**Question:**

Two dice, one blue and one grey, are thrown at the same time.

(i) Write down all the possible outcomes and complete the following table:

(ii) A student argues that 'there are 11 possible outcomes $2,3,4,5,6,7,8,9,10,11$ and 12 . Therefore, each of them has a probability $\frac{1}{11}$. Do you agree with this argument?

**Solution:**

(i) It can be observed that,

To get the sum as 2, possible outcomes = (1, 1)

To get the sum as 3, possible outcomes = (2, 1) and (1, 2)

To get the sum as 4, possible outcomes = (3, 1), (1, 3), (2, 2)

To get the sum as 5, possible outcomes = (4, 1), (1, 4), (2, 3), (3, 2)

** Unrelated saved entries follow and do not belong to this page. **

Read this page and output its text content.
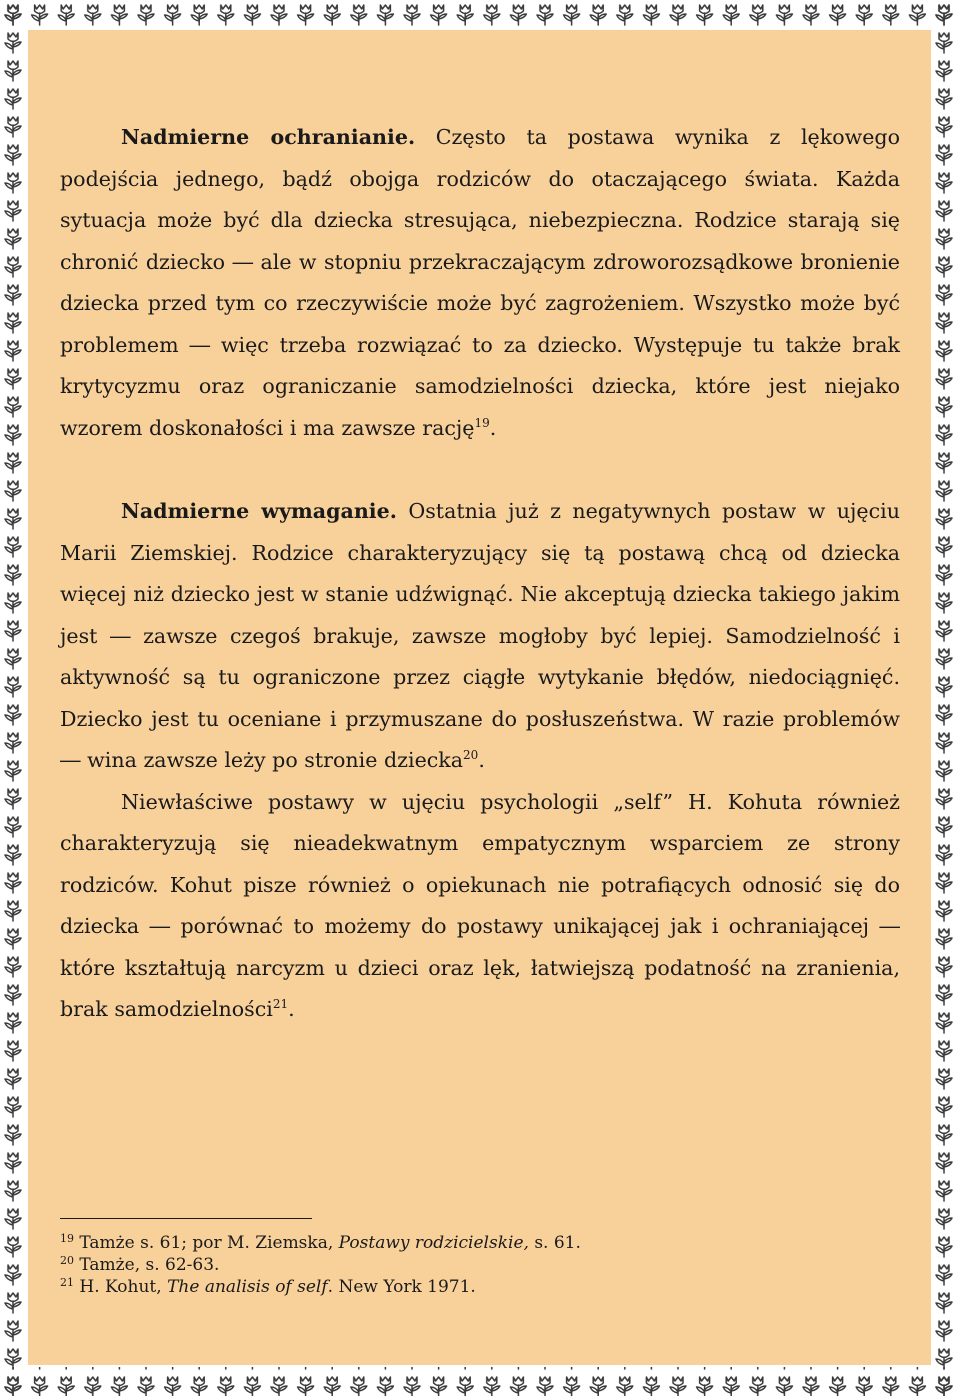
Nadmierne ochranianie. Często ta postawa wynika z lękowego podejścia jednego, bądź obojga rodziców do otaczającego świata. Każda sytuacja może być dla dziecka stresująca, niebezpieczna. Rodzice starają się chronić dziecko ― ale w stopniu przekraczającym zdroworozsądkowe bronienie dziecka przed tym co rzeczywiście może być zagrożeniem. Wszystko może być problemem ― więc trzeba rozwiązać to za dziecko. Występuje tu także brak krytycyzmu oraz ograniczanie samodzielności dziecka, które jest niejako wzorem doskonałości i ma zawsze rację$^{19}$.

Nadmierne wymaganie. Ostatnia już z negatywnych postaw w ujęciu Marii Ziemskiej. Rodzice charakteryzujący się tą postawą chcą od dziecka więcej niż dziecko jest w stanie udźwignąć. Nie akceptują dziecka takiego jakim jest ― zawsze czegoś brakuje, zawsze mogłoby być lepiej. Samodzielność i aktywność są tu ograniczone przez ciągłe wytykanie błędów, niedociągnięć. Dziecko jest tu oceniane i przymuszane do posłuszeństwa. W razie problemów ― wina zawsze leży po stronie dziecka$^{20}$.

Niewłaściwe postawy w ujęciu psychologii „self” H. Kohuta również charakteryzują się nieadekwatnym empatycznym wsparciem ze strony rodziców. Kohut pisze również o opiekunach nie potrafiących odnosić się do dziecka ― porównać to możemy do postawy unikającej jak i ochraniającej ― które kształtują narcyzm u dzieci oraz lęk, łatwiejszą podatność na zranienia, brak samodzielności$^{21}$.

$^{19}$ Tamże s. 61; por M. Ziemska, Postawy rodzicielskie, s. 61.

$^{20}$ Tamże, s. 62-63.

$^{21}$ H. Kohut, The analisis of self. New York 1971.
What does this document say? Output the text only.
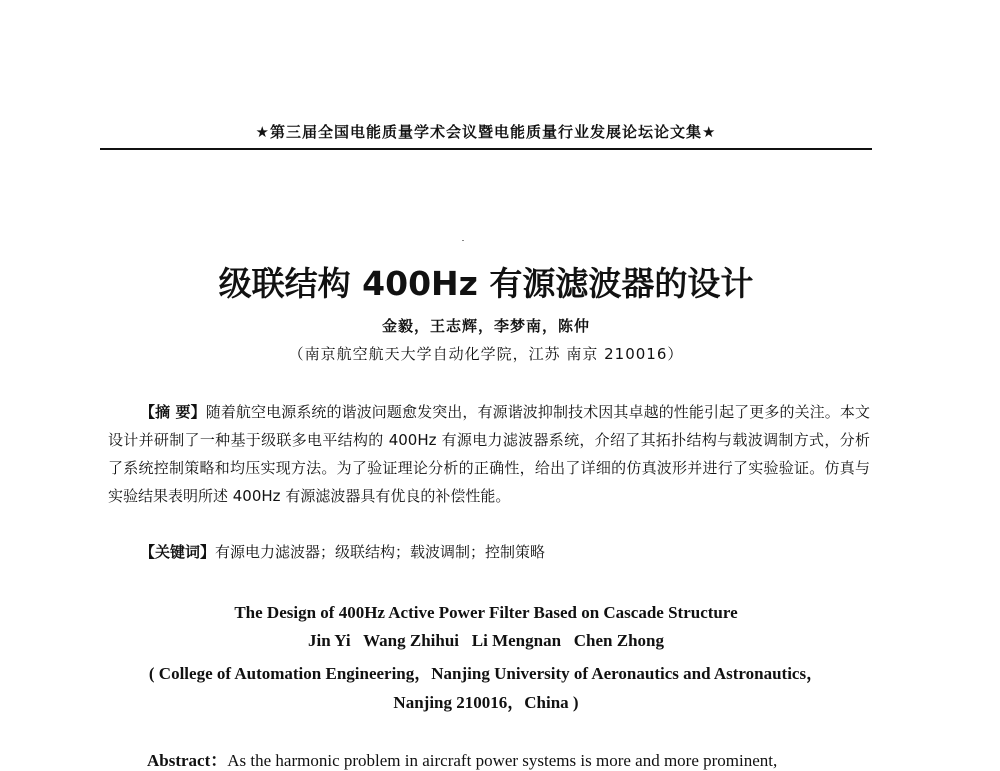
★第三届全国电能质量学术会议暨电能质量行业发展论坛论文集★
级联结构 400Hz 有源滤波器的设计
金毅，王志辉，李梦南，陈仲
（南京航空航天大学自动化学院，江苏 南京 210016）

【摘 要】随着航空电源系统的谐波问题愈发突出，有源谐波抑制技术因其卓越的性能引起了更多的关注。本文设计并研制了一种基于级联多电平结构的 400Hz 有源电力滤波器系统，介绍了其拓扑结构与载波调制方式，分析了系统控制策略和均压实现方法。为了验证理论分析的正确性，给出了详细的仿真波形并进行了实验验证。仿真与实验结果表明所述 400Hz 有源滤波器具有优良的补偿性能。

【关键词】有源电力滤波器；级联结构；载波调制；控制策略
The Design of 400Hz Active Power Filter Based on Cascade Structure
Jin Yi   Wang Zhihui   Li Mengnan   Chen Zhong
( College of Automation Engineering，Nanjing University of Aeronautics and Astronautics，
Nanjing 210016，China )
Abstract：As the harmonic problem in aircraft power systems is more and more prominent,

To get the sum as 6, possible outcomes = (5, 1), (1, 5), (2, 4), (4, 2),

(3, 3)

To get the sum as 7, possible outcomes = (6, 1), (1, 6), (2, 5), (5, 2),

(3, 4), (4, 3)

To get the sum as 8, possible outcomes = (6, 2), (2, 6), (3, 5), (5, 3),

(4, 4)

To get the sum as 9, possible outcomes = (3, 6), (6, 3), (4, 5), (5, 4)

To get the sum as 10, possible outcomes = (4, 6), (6, 4), (5, 5)

To get the sum as 11, possible outcomes = (5, 6), (6, 5)

To get the sum as 12, possible outcomes = (6, 6)

(ii)Probability of each of these sums will not be $\frac{1}{11}$ as these sums are not equally likely.